Yesterday’s post was, in the words of one reader, "dorked up" by some readers and aggregators.  Am working on the problem now. 

tomorrow: subproposition 1.3 more ideas

2 thoughts on “wisdom of clouds II

  1. Tom Asacker

    I’m getting into this whole “cloudiness” thang. And I was with you on people and I’ll probably be there again on ideas, but objects? I don’t think so, and here’s why.

    As you’ve mentioned before, cloudiness is a feeling. It’s a state of mind. And other than dealing with cleaning out the garage or choosing between a few hundred brands of toothpaste, objects rarely cloud one’s thoughts.

    Imagine driving a bus load of children to school. Many are shouting, some are trying to get your attention, and a few have asked you the meaning of Goethe’s last words on his death bed: “More light!”

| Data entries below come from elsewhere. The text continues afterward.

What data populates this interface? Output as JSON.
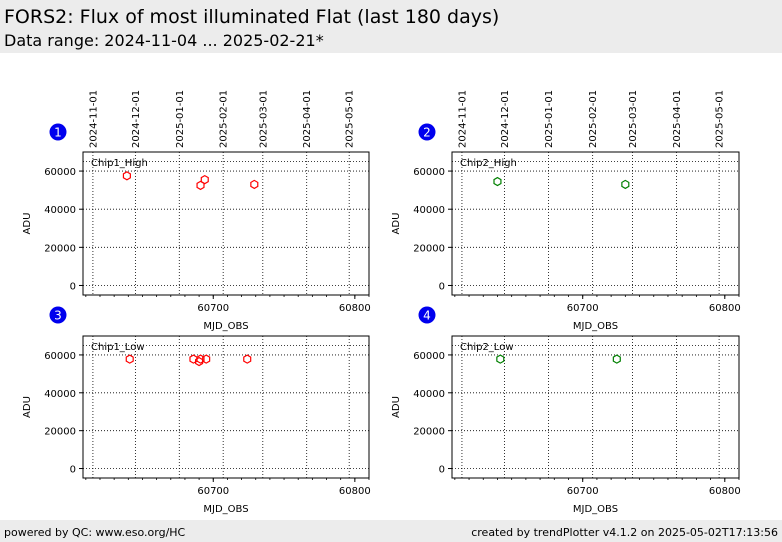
{
  "header": {
    "title": "FORS2: Flux of most illuminated Flat (last 180 days)",
    "subtitle": "Data range: 2024-11-04 ... 2025-02-21*"
  },
  "footer": {
    "left": "powered by QC: www.eso.org/HC",
    "right": "created by trendPlotter v4.1.2 on 2025-05-02T17:13:56"
  },
  "chart_data": [
    {
      "type": "scatter",
      "badge": "1",
      "panel_label": "Chip1_High",
      "color": "#ff0000",
      "xlabel": "MJD_OBS",
      "ylabel": "ADU",
      "xlim": [
        60608,
        60810
      ],
      "ylim": [
        -5000,
        70000
      ],
      "x_ticks": [
        60700,
        60800
      ],
      "y_ticks": [
        0,
        20000,
        40000,
        60000
      ],
      "reference_line": 65000,
      "top_axis_labels": [
        "2024-11-01",
        "2024-12-01",
        "2025-01-01",
        "2025-02-01",
        "2025-03-01",
        "2025-04-01",
        "2025-05-01"
      ],
      "top_axis_mjd": [
        60615,
        60645,
        60676,
        60707,
        60735,
        60766,
        60796
      ],
      "points": [
        {
          "x": 60639,
          "y": 57500
        },
        {
          "x": 60691,
          "y": 52500
        },
        {
          "x": 60694,
          "y": 55500
        },
        {
          "x": 60729,
          "y": 53000
        }
      ]
    },
    {
      "type": "scatter",
      "badge": "2",
      "panel_label": "Chip2_High",
      "color": "#008000",
      "xlabel": "MJD_OBS",
      "ylabel": "ADU",
      "xlim": [
        60608,
        60810
      ],
      "ylim": [
        -5000,
        70000
      ],
      "x_ticks": [
        60700,
        60800
      ],
      "y_ticks": [
        0,
        20000,
        40000,
        60000
      ],
      "reference_line": 65000,
      "top_axis_labels": [
        "2024-11-01",
        "2024-12-01",
        "2025-01-01",
        "2025-02-01",
        "2025-03-01",
        "2025-04-01",
        "2025-05-01"
      ],
      "top_axis_mjd": [
        60615,
        60645,
        60676,
        60707,
        60735,
        60766,
        60796
      ],
      "points": [
        {
          "x": 60640,
          "y": 54500
        },
        {
          "x": 60730,
          "y": 53000
        }
      ]
    },
    {
      "type": "scatter",
      "badge": "3",
      "panel_label": "Chip1_Low",
      "color": "#ff0000",
      "xlabel": "MJD_OBS",
      "ylabel": "ADU",
      "xlim": [
        60608,
        60810
      ],
      "ylim": [
        -5000,
        70000
      ],
      "x_ticks": [
        60700,
        60800
      ],
      "y_ticks": [
        0,
        20000,
        40000,
        60000
      ],
      "reference_line": 65000,
      "points": [
        {
          "x": 60641,
          "y": 57800
        },
        {
          "x": 60686,
          "y": 57800
        },
        {
          "x": 60690,
          "y": 56500
        },
        {
          "x": 60691,
          "y": 57800
        },
        {
          "x": 60695,
          "y": 57800
        },
        {
          "x": 60724,
          "y": 57800
        }
      ]
    },
    {
      "type": "scatter",
      "badge": "4",
      "panel_label": "Chip2_Low",
      "color": "#008000",
      "xlabel": "MJD_OBS",
      "ylabel": "ADU",
      "xlim": [
        60608,
        60810
      ],
      "ylim": [
        -5000,
        70000
      ],
      "x_ticks": [
        60700,
        60800
      ],
      "y_ticks": [
        0,
        20000,
        40000,
        60000
      ],
      "reference_line": 65000,
      "points": [
        {
          "x": 60642,
          "y": 57800
        },
        {
          "x": 60724,
          "y": 57800
        }
      ]
    }
  ]
}
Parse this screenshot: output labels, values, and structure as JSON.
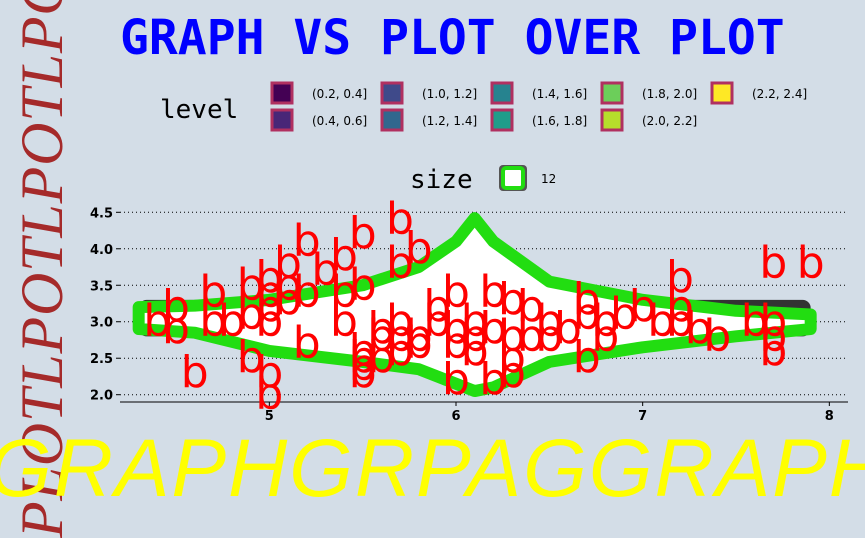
{
  "title": "GRAPH VS PLOT OVER PLOT",
  "side_caption": "PLOTLPOTLPOTLPOT",
  "bottom_caption": "GRAPHGRPAGGRAPH",
  "legend": {
    "level_title": "level",
    "size_title": "size",
    "size_label": "12",
    "levels": [
      {
        "label": "(0.2, 0.4]",
        "color": "#440154"
      },
      {
        "label": "(0.4, 0.6]",
        "color": "#482677"
      },
      {
        "label": "(1.0, 1.2]",
        "color": "#3f4a8a"
      },
      {
        "label": "(1.2, 1.4]",
        "color": "#31678e"
      },
      {
        "label": "(1.4, 1.6]",
        "color": "#26838f"
      },
      {
        "label": "(1.6, 1.8]",
        "color": "#1f9d8a"
      },
      {
        "label": "(1.8, 2.0]",
        "color": "#6cce5a"
      },
      {
        "label": "(2.0, 2.2]",
        "color": "#b6de2b"
      },
      {
        "label": "(2.2, 2.4]",
        "color": "#fee825"
      }
    ]
  },
  "colors": {
    "background": "#d3dde7",
    "title": "#0000ff",
    "violin_fill": "#ffffff",
    "violin_outline": "#22dd11",
    "box_outline": "#333333",
    "marks": "#ff0000",
    "bottom_caption": "#ffff00",
    "side_caption": "#a52a2a",
    "legend_key_border": "#b03060"
  },
  "chart_data": {
    "type": "scatter",
    "mark_label": "b",
    "xlim": [
      4.2,
      8.1
    ],
    "ylim": [
      1.9,
      4.6
    ],
    "x_ticks": [
      5,
      6,
      7,
      8
    ],
    "y_ticks": [
      2.0,
      2.5,
      3.0,
      3.5,
      4.0,
      4.5
    ],
    "grid": "horizontal dotted",
    "violin": {
      "x_range": [
        4.3,
        7.9
      ],
      "profile": [
        [
          4.3,
          2.9,
          3.2
        ],
        [
          4.6,
          2.85,
          3.22
        ],
        [
          5.0,
          2.6,
          3.3
        ],
        [
          5.5,
          2.45,
          3.5
        ],
        [
          5.8,
          2.35,
          3.75
        ],
        [
          6.0,
          2.15,
          4.1
        ],
        [
          6.1,
          2.05,
          4.42
        ],
        [
          6.2,
          2.1,
          4.1
        ],
        [
          6.5,
          2.45,
          3.55
        ],
        [
          7.0,
          2.65,
          3.3
        ],
        [
          7.5,
          2.8,
          3.15
        ],
        [
          7.9,
          2.9,
          3.1
        ]
      ]
    },
    "box": {
      "x_range": [
        4.3,
        7.9
      ],
      "y_range": [
        2.8,
        3.3
      ]
    },
    "points": [
      [
        4.4,
        3.0
      ],
      [
        4.5,
        3.2
      ],
      [
        4.5,
        2.9
      ],
      [
        4.6,
        2.3
      ],
      [
        4.7,
        3.4
      ],
      [
        4.7,
        3.0
      ],
      [
        4.8,
        3.0
      ],
      [
        4.9,
        3.1
      ],
      [
        4.9,
        3.5
      ],
      [
        4.9,
        2.5
      ],
      [
        5.0,
        3.4
      ],
      [
        5.0,
        3.0
      ],
      [
        5.0,
        2.0
      ],
      [
        5.0,
        3.6
      ],
      [
        5.0,
        2.3
      ],
      [
        5.0,
        3.2
      ],
      [
        5.1,
        3.5
      ],
      [
        5.1,
        3.8
      ],
      [
        5.1,
        3.3
      ],
      [
        5.2,
        4.1
      ],
      [
        5.2,
        3.4
      ],
      [
        5.2,
        2.7
      ],
      [
        5.3,
        3.7
      ],
      [
        5.4,
        3.9
      ],
      [
        5.4,
        3.4
      ],
      [
        5.4,
        3.0
      ],
      [
        5.5,
        4.2
      ],
      [
        5.5,
        3.5
      ],
      [
        5.5,
        2.3
      ],
      [
        5.5,
        2.4
      ],
      [
        5.5,
        2.5
      ],
      [
        5.5,
        2.6
      ],
      [
        5.6,
        2.9
      ],
      [
        5.6,
        2.5
      ],
      [
        5.6,
        2.8
      ],
      [
        5.7,
        4.4
      ],
      [
        5.7,
        3.8
      ],
      [
        5.7,
        2.8
      ],
      [
        5.7,
        2.6
      ],
      [
        5.7,
        3.0
      ],
      [
        5.8,
        4.0
      ],
      [
        5.8,
        2.7
      ],
      [
        5.8,
        2.8
      ],
      [
        5.9,
        3.0
      ],
      [
        5.9,
        3.2
      ],
      [
        6.0,
        2.2
      ],
      [
        6.0,
        3.4
      ],
      [
        6.0,
        2.9
      ],
      [
        6.0,
        2.7
      ],
      [
        6.1,
        2.8
      ],
      [
        6.1,
        3.0
      ],
      [
        6.1,
        2.6
      ],
      [
        6.2,
        2.2
      ],
      [
        6.2,
        2.9
      ],
      [
        6.2,
        3.4
      ],
      [
        6.3,
        2.8
      ],
      [
        6.3,
        3.3
      ],
      [
        6.3,
        2.5
      ],
      [
        6.3,
        2.3
      ],
      [
        6.4,
        2.8
      ],
      [
        6.4,
        3.2
      ],
      [
        6.5,
        2.8
      ],
      [
        6.5,
        3.0
      ],
      [
        6.6,
        2.9
      ],
      [
        6.7,
        2.5
      ],
      [
        6.7,
        3.1
      ],
      [
        6.7,
        3.3
      ],
      [
        6.8,
        2.8
      ],
      [
        6.8,
        3.0
      ],
      [
        6.9,
        3.1
      ],
      [
        7.0,
        3.2
      ],
      [
        7.1,
        3.0
      ],
      [
        7.2,
        3.6
      ],
      [
        7.2,
        3.2
      ],
      [
        7.2,
        3.0
      ],
      [
        7.3,
        2.9
      ],
      [
        7.4,
        2.8
      ],
      [
        7.6,
        3.0
      ],
      [
        7.7,
        3.8
      ],
      [
        7.7,
        2.6
      ],
      [
        7.7,
        2.8
      ],
      [
        7.7,
        3.0
      ],
      [
        7.9,
        3.8
      ]
    ]
  }
}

    Clouddddy! But all of the stuff on the bus – whether theirs or yours – is having little effect on your brain. You simply deal with the stuff at your immediate disposal, and the stuff relevant to the particular task at hand, and the rest becomes inconsequential. Right? Or am I missing something?

  2. coleman

    The fallacy in the original thesis is what makes this interesting and ironic; it’s called begging the question. Cloudier than what is the first response? But the argument is interesting and appeals to the radical critique of the advertising system and the transformation or even transmogrification of the industrial society into the consumer society, the society in which the problem of production has been solved, and the new problem, the new economic imperative of every firm, every state, is to produce the desire to consume all this stuff. It makes us cloudier. Debord called this the soceity of the spectacle.